I'm mostly by-the-book, except for those in between times when I forget to bring my book, or the book ends. Then it's my job as a teacher to figure out a way to make the complexities of the world a little easier to understand, all on my own and often using the gift of mime. Because honestly, sometimes I have no idea if the kids actually understand English or are just pretending and following along with the lesson by looking at the pictures.
Reminiscent of that time I tried to teach my third grade African-American students the meaning of "prejudice" (did not go well), today I got to teach about slavery. The reading lesson in Ahmed's book was about Harriet Tubman. It took a while for him to understand what I meant by "people who worked all day but got no money and just a tiny bit of food and if they didn't listen- bam!" (It's really easy to mime "beating," which was one of his vocabulary words.)
He asked the usual questions-
1."How come they didn't escape?" Then he reenacted three scenes from Home Alone to show what the slaves should have done to trick their masters.
2. "How come people thought black people were different from white people? Allah just made them that way!" A few minutes later he looked at me in horror and asked "Am I black?"

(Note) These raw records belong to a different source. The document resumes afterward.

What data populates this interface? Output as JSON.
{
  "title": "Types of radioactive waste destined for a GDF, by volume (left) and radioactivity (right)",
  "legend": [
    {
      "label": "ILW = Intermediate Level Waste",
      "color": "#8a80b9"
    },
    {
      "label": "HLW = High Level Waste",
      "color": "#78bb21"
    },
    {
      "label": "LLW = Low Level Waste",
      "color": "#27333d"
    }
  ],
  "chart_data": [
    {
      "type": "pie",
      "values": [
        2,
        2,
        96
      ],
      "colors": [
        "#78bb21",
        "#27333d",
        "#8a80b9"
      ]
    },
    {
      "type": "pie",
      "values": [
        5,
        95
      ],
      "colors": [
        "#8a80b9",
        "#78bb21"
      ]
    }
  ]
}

3. "Why do we pay our servant? She has black skin. I'm going to tell my mom to stop paying her..."
That last one was his idea of a joke to lighten the mood. I think he could tell that I was trying to teach him something "important" because I looked so uncomfortable. It is just so strange to teach kids about the very concepts of racism and prejudice through a historically rooted context as "truth", y3anni, "this happened" - even while these ideas would never occur to them on their own.

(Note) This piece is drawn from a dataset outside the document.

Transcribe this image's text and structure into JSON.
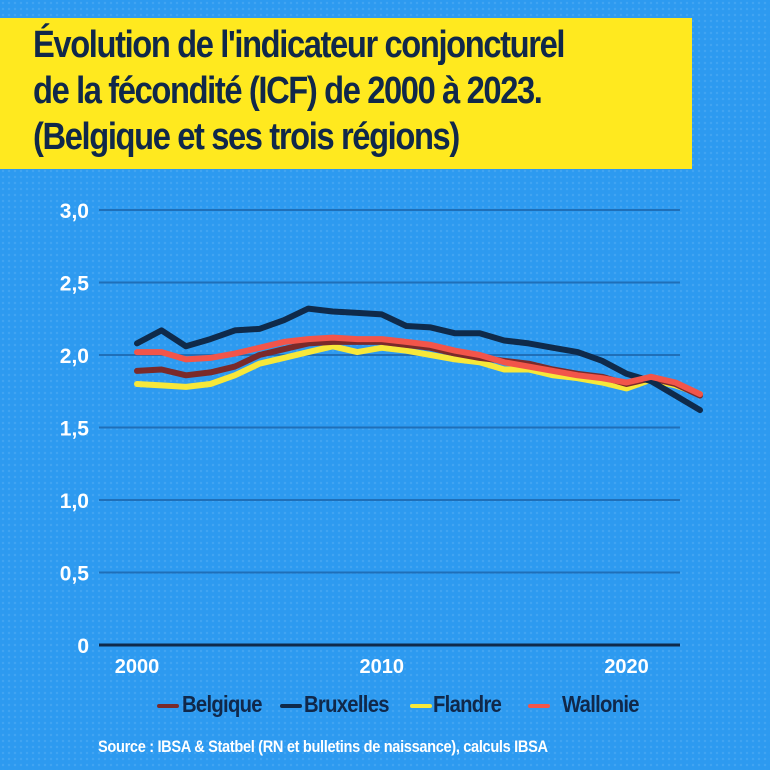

Ahmed got really sad that Harriet's husband John didn't want to go North with her and cheered himself up by making up his own tune and dance to "Go Down, Moses." I am worried he might try to teach it to the housemaid.
When I asked him to retell the story, he looked at the pictures and as kids will, tried to conjure something up that could resemble a narrative. In the last illustration, Harriet was basking in the sunlight with her arms up in triumph.
"So, at the end, she lived in the North, alone, without John, and no kids. But she was making money, so it was okay..."
I asked if she was happy. "Yes, of course, look at her." He then began to more closely inspect the spots on her face where her skin was glistening from the sunlight, tracing them with his finger. His eyes grew wide and he looked as if he had cracked an impossible code.
"Oh my God! At the end then she became white!"
It's times like this that I wonder how much it affects my students to be getting my version of things, filled with hope that somewhere in the pile of my American English, facial expressions, miming, illustrations and stifled laughter, they are gleaning some gems of truth and isn't-that-amazing's and that's-just-the-way-it-is's. Because sometimes the pictures work against me.
For today, I successfully stopped a kid from thinking that the slaves of the American South went North so they could become white. I've done my job.